When it comes to network security, one debate that still occurs now and then is the age-old question of whether to use a whitelist or blacklist to block unwelcome traffic from entering the network, such as known malware or phishing attacks delivered through email or other means.
To break this decision down, consider that at the edge of the network are a set of rules. These can be known under a number of names; from firewall rules to Access Control List entries (ACL), to spam rules, these may all address different types of data or do so at different points in the network, but they are all attempting to do the same thing: apply a set of rules to approve or deny traffic entry to the network.
The same rule can be applied by either whitelisting or blacklisting approaches. Let’s consider the following situation – say for example you wanted to allow HTTPS traffic (TCP port 443) from the IP address 18.104.22.168 being sent to 22.214.171.124. How does this look for both approaches?
With the whitelist approach, the basic principle is this: block everything except those things which are explicitly allowed. To apply our HTTPS rule, the firewall or other device would add a rule explicitly allowing that type of traffic for those source and destination addresses.
When a network packet is inspected, if it doesn’t match the exact combination of characteristics specified in the rule, it will be rejected and disallowed access to the network. Otherwise, if it does match the rule, it will be allowed in, and pass through the network as normal.
If we were to use blacklisting, then there is no need to explicitly create a rule for this type of traffic. By default, it will be let through unless we add a rule which purposefully blocks it from entering the network. All traffic will be let through, and only those which are explicitly denied by rules will fail to enter the network.
By comparing the two approaches, we can see that a blacklist may appear to be preferable; intuitively, it makes sense to specify what you don’t want to enter the network rather than what you do. However, especially in today’s network environment, with an ever-changing and increasing number of threats, it is often the poorer choice.
By limiting your rules to blocking only known threats, you expose yourself to those which you don’t already know about. Although this was applied on a widespread basis in the past, and may still be acceptable for smaller networks with static applications and devices with no access to the internet or other networks, whitelisting must be considered the more secure option today.
Consider the following situation: the attacker you have created a rule to block HTTPS traffic from moves from the IP address of 126.96.36.199 to 188.8.131.52. Now, your carefully-created rule which blocked traffic from 184.108.40.206 exactly has been bypassed; a network using blacklisting will let the traffic from the new IP address through, defeating the network edge security measures.
In the case of a whitelist approach, the network remains secure however; thanks to its behaviour of ‘block everything except that which is explicitly allowed’, the network is still protected even when the attacker changes their IP address, or the protocol in use (such as switching to HTTP, TCP port 80).
Many network operators are put off of the whitelisting approach due to the additional amount of administration it requires. In the past, network operations teams have been more hard-pressed to make sure no legitimate traffic is dropped, rather than making sure no illegitimate traffic enters the network. Although there have been exceptions, by and large this has been the case.
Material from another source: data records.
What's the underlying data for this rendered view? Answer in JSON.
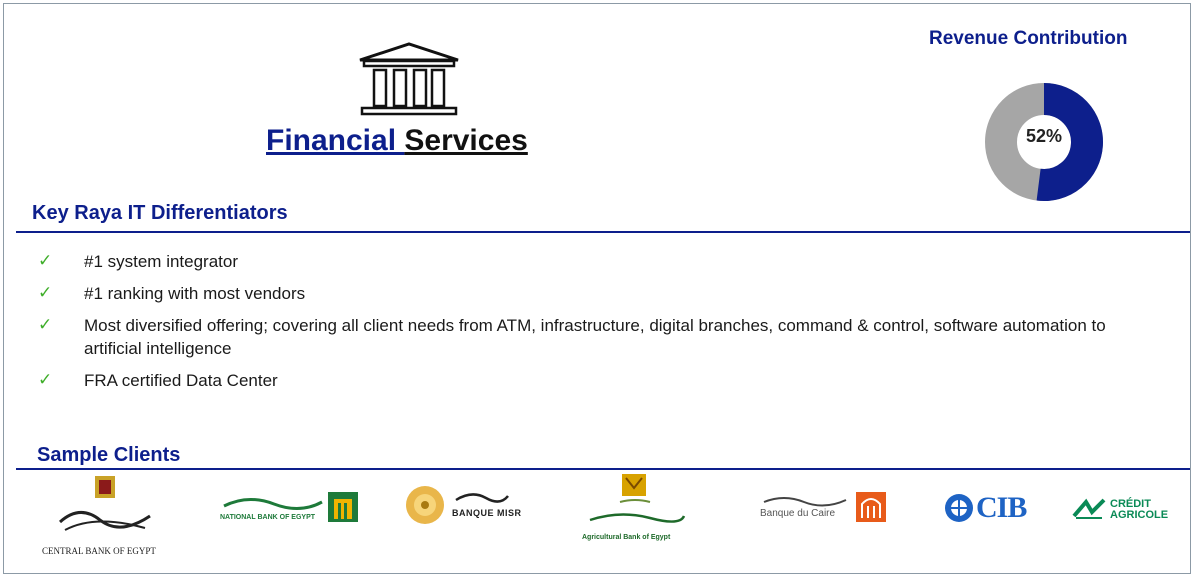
{
  "header": {
    "title_part1": "Financial ",
    "title_part2": "Services",
    "bank_icon": "bank-building-icon"
  },
  "revenue": {
    "title": "Revenue Contribution",
    "percent_label": "52%",
    "value": 0.52,
    "fill_color": "#0d1f8c",
    "rest_color": "#a6a6a6"
  },
  "differentiators": {
    "heading": "Key Raya IT Differentiators",
    "items": [
      "#1 system integrator",
      "#1 ranking with most vendors",
      "Most diversified offering; covering all client needs from ATM, infrastructure, digital branches, command & control, software automation to artificial intelligence",
      "FRA certified Data Center"
    ],
    "check_color": "#3fae2a"
  },
  "clients": {
    "heading": "Sample Clients",
    "logos": [
      {
        "name": "central-bank-of-egypt-logo",
        "text": "CENTRAL BANK OF EGYPT"
      },
      {
        "name": "national-bank-of-egypt-logo",
        "text": "NATIONAL BANK OF EGYPT"
      },
      {
        "name": "banque-misr-logo",
        "text": "BANQUE MISR"
      },
      {
        "name": "agricultural-bank-of-egypt-logo",
        "text": "Agricultural Bank of Egypt"
      },
      {
        "name": "banque-du-caire-logo",
        "text": "Banque du Caire"
      },
      {
        "name": "cib-logo",
        "text": "CIB"
      },
      {
        "name": "credit-agricole-logo",
        "text": "CRÉDIT AGRICOLE"
      }
    ]
  },
  "colors": {
    "accent": "#0d1f8c",
    "border": "#8c9aa6"
  }
}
Look at the vast number of devices and applications using a modern network today, especially for an enterprise or service provider, and determining whitelist rules for all of them can indeed be a daunting task, and the risk of denying legitimate traffic is real. However, there are a few things that can help resolve this situation for the network operator, regardless of their scale.
Long a favourite in the routing world, summarisation allows one rule to do the work of many by working out a common characteristic shared by multiple rules and combining them into a single entry. An example is rather than blocking specifically 220.127.116.11, the network operator could block the IP address range 20.20.20.x, assuming that every IP address in that range is not welcome to communicate with the network.
2. Learning firewalls.
Some firewalls today come with learning functionality, where the firewall can be left in a transparent ‘learning’ mode for a day or other period of time during which traffic isn’t blocked, and the firewall creates rules itself for all (hopefully legitimate) traffic which passes through it. These can be very helpful in determining and implementing a set of whitelist rules in a realistic timeframe, although they should still be reviewed where possible to look for obvious malicious traffic that may have snuck through.
At the end of the day, like so many things in security the debate between whitelist and blacklist is a case of weighing security against convenience. The whitelist approach is more secure but requires typically more manual intervention, and is more prone to generating support calls to the network operations team when legitimate traffic fails.
However, if a security measure is not implemented in the network with the best intent of making it useful to prevent malicious activity and unwelcome traffic, it’s not really worth doing at all. At best, it gives a false sense of confidence, and many networks today using the blacklist approach fall into this category. Taking the jump to whitelisting may be painful and is likely to provoke short-term increases in support calls, but the resultant increase in network security should be measurable.
Ultimately, the choice between these approaches is still that: a choice. Going forward a whitelist approach looks to be far more effective at preventing unwelcome traffic from entering the network, especially as the capability of learning firewalls increases, even tied together with crowd-sourced security rules. But, a blacklist may still suit those very simple internal networks with fixed traffic.